Saraswathi Civilization

 My Review on the book named "The Sarasvati Civilisation - A Paradigm Shift in Ancient Indian History" Written by Major General (Dr.) GD BAKSHI SM, VSM


A wonderful and a very informative book 


Major General (Dr.) GD BAKSHI SM, VSM is an author of over thirty books and over three hundred research papers in major journals. He is a graduate of the National Defense Academy. He has a PhD from the University of Madras. 


I genuinely appreciate the tremendous amount of effort that the author has taken in order to research and compile the enormous data on Sarasvati civilisation. 


The book is about a lost river that once sustained a civilisation spread over a vast area of about two million sqare kilometres. The Sarasvati river was mighter than the Brahmaputra. It ran for 4,600 kms from the Himalayas to the sea. It was in its prime around 5-6000 years ago. Around 1,900 BCE, it vanished due to a combination of tectonic plate shifts and a monotonic weakening of the monsoons. 


The Indic civilisation is synonymous today with the Ganga River, its most sacred stream of consciousness, its most historic river. Yet buried in the collective racial unconscious of the Indic civilisation are the memories of an even greater river than the Ganga. The memory of this river has been preserved in the Indian oral tradition for almost 4000 years after it had dried out completely and vanished from the face of this earth. 


Scores of satellites launched by ISRO have confirmed the course of a once mighty river that dominated the  civilisational landscape in the Indian subcontinent. It was the cradle river of the Indian civilisation. More than 60% of the sites of the so-called Indus Valley civilisation were located along the dried-out course of the Sarasvati and not the Indus. It was an amazing civilisation spread over a vast landmass of around 2 million sq. kms. 


References to the Sarasvati are scattered all over India's sacred literature - the later Vedas, the Brahmans and the epics Ramayana and Mahabharata. 

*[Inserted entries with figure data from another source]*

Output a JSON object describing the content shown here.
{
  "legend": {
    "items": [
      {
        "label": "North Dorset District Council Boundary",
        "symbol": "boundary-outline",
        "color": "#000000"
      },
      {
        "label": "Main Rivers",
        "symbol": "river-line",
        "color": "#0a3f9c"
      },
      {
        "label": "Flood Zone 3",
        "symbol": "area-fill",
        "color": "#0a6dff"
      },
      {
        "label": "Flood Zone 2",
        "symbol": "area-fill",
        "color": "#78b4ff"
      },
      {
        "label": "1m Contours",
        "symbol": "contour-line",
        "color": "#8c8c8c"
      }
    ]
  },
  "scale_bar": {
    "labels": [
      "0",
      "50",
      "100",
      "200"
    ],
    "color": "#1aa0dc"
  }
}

The Sarasvati was the true cradle of the Harappan civilisation that dwarfed the Egyptian and Mesopotamian civilisations in sheer size and scale of its spread. The Sarasvati was also the most important stream mentioned in the Rig Veda. The Rig Veda defined a sacred geography of the Land of Seven Rivers. The principal river amongst these was the Sarasvati. It was called Sindhu Mata - the mother of the Indus. 


The author has adopted a multidisciplinary approach to address various seminal questions of Ancient Indian History. In this book, the author has examined the imposed narratives of the colonial historiography to point out the blatant bias and prejudice of the so- called Left Wing Liberal Academicians and American postmodernist scholars who are trying to de-sacralise our ancient scriptures and attempting to impose new meanings to demonise the Indian civilisation. 


The book is divided into thirteen chapters and each chapter contains detailed information on the lost Sarasvati river. 


The most significant new finding today stems from the rediscovery of the lost Sarasvati river. The author has marshalled the remote sensing data provided by satellite imagery to empirically confirm the existence of a once mighty river that flowed from the Himalayas to the Arabian Sea and was the source river and cradle of the Indian civilisation per se. The author has next examined the voluminous evidence provided by the discipline of geology to record the vicissitudes in the life and flow of this mighty river and establish the chronology of events that led to its dessication and demise. The author has then superimposed this geological chronology about the death of the Sarasvati River on to the historical chronology of events in ancient India. This enormous exercise provides us with new insights. 


The most significant of all findings however, come from the discipline of archeology. The author has examined the archeological studies in considerable detail to understand the true nature and identity of the Indus-Sarasvati valley civilisation. Even though the Indus Valley script has not so far been deciphered, the vast assortment of terracotta figurines, dolls and pictures on tablets and seals provide a graphic visual language so to speak, which provides deep insights into that ancient civilisation. 


Then there are the tropes of scriptural and linguistic evidences. The author has tried to cover each of these aspects in fair detail to adopt a truly multidisciplinary approach to answering the seminal questions and debates in Indology. There is also the exciting new field of DNA mapping studies that is casting a new light on those ancient conundrums. 


I thoroughly enjoyed reading this marvelous book. I would definitely recommend this incredible book to anyone who is interested in crystallizing  the historical truth about the Sarasvati civilisation. 


I'm very glad to be a part of the 1000 Reviewers club. 


Thanks so much Indic Academy  Indic Book Club  for gifting me with this fabulous book. Looking forward to reading more such books and also reviewing them.